Amazon’s relations with Weinstein again became part of the news narrative Thursday when actress Rose McGowan fired off a string of tweets to Amazon founder and CEO Jeff Bezos. The first: “@JeffBezos I told the head of your studio that HW raped me. Over & over I said it. He said it hadn’t been proven. I said I was the proof.” She went on to allege that a script she had in development with the company was later killed. The tweets received heavy attention in part because this was the first time that McGowan had identified her assailant by name.
As for Price, his tenure at Amazon dates back to 2004. During that time, he had overseen the launch of its digital video store and, later, its streaming service.
Amazon’s foray into scripted series has yielded mixed results, with a string of high-profile producers recently going public with their frustrations about working with the streamer. Among them: Goliath creator David E. Kelley, who described Price’s entertainment division as “a bit of a gong show” in a scathing Wall Street Journal piece about the company’s latest struggles in Hollywood. Price was also lambasted for his decision to cancel the well-reviewed drama Good Girls Revolt, with creator Dana Calvo singling out the executive for his failure to learn the characters’ names.

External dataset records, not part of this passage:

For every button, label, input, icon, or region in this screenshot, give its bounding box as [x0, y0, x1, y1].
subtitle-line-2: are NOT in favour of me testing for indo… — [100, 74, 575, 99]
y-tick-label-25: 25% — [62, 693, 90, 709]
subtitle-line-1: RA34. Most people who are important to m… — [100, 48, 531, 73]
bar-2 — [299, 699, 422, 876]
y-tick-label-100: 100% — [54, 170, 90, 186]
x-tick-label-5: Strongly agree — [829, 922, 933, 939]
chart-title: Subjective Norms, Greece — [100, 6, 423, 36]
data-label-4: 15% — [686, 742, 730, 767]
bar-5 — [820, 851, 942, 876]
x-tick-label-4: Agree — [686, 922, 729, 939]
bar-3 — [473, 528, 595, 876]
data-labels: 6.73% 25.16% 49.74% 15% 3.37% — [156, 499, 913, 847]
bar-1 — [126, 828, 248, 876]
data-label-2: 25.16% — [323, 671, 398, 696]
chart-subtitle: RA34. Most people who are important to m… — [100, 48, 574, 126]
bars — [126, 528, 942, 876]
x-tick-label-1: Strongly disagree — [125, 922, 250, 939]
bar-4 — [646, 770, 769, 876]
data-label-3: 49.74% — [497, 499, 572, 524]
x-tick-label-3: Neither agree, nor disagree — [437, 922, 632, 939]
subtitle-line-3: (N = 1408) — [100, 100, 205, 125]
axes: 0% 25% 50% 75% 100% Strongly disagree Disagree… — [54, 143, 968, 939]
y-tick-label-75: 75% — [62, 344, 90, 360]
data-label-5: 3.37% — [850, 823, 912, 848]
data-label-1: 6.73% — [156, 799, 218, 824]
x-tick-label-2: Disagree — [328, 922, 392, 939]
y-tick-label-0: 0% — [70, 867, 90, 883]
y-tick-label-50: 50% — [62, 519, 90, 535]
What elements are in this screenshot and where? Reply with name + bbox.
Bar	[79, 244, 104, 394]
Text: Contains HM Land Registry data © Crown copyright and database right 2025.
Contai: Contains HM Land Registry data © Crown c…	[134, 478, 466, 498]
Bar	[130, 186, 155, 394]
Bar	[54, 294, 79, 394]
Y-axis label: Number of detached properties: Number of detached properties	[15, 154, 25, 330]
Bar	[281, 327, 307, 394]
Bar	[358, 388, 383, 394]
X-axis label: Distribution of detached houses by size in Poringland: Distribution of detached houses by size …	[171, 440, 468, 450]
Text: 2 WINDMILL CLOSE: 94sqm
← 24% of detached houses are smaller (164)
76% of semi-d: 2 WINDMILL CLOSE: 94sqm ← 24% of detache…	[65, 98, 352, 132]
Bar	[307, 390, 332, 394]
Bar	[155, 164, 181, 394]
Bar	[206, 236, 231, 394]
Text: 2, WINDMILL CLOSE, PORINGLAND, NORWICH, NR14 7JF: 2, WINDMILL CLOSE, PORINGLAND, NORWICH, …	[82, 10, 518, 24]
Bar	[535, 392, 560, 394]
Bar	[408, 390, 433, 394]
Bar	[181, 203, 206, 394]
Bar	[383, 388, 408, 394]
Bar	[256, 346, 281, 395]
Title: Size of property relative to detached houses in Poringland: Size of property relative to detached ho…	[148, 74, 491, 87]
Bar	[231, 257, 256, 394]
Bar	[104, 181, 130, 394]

Although Amazon’s Jill Soloway comedy Transparent, starring Jeffrey Tambor, became a critical favorite, and Man in the High Castle and Goliath are said to have been among the streamer’s most-viewed originals, none has broken out the way Stranger Things, 13 Reasons Why and Orange Is the New Black have for rival Netflix. And it was Hulu that became the first streamer to take home a best drama series Emmy, for The Handmaid’s Tale, while Amazon walked away from the awards show empty-handed.
In an acknowledgement of those challenges, the company is currently in the process of a strategy pivot. Looking ahead, Amazon will turn its focus to more global event series a la Game of Thrones. The company recently hired Fox International exec Sharon Tal Yguado to oversee event series and genre programming as it looks to change gears. In preparation, the company has been busy axing a number of pricey dramas already on its service, including The Last Tycoon and Z: The Beginning of Everything, the latter of which was canceled after a surprise season two renewal.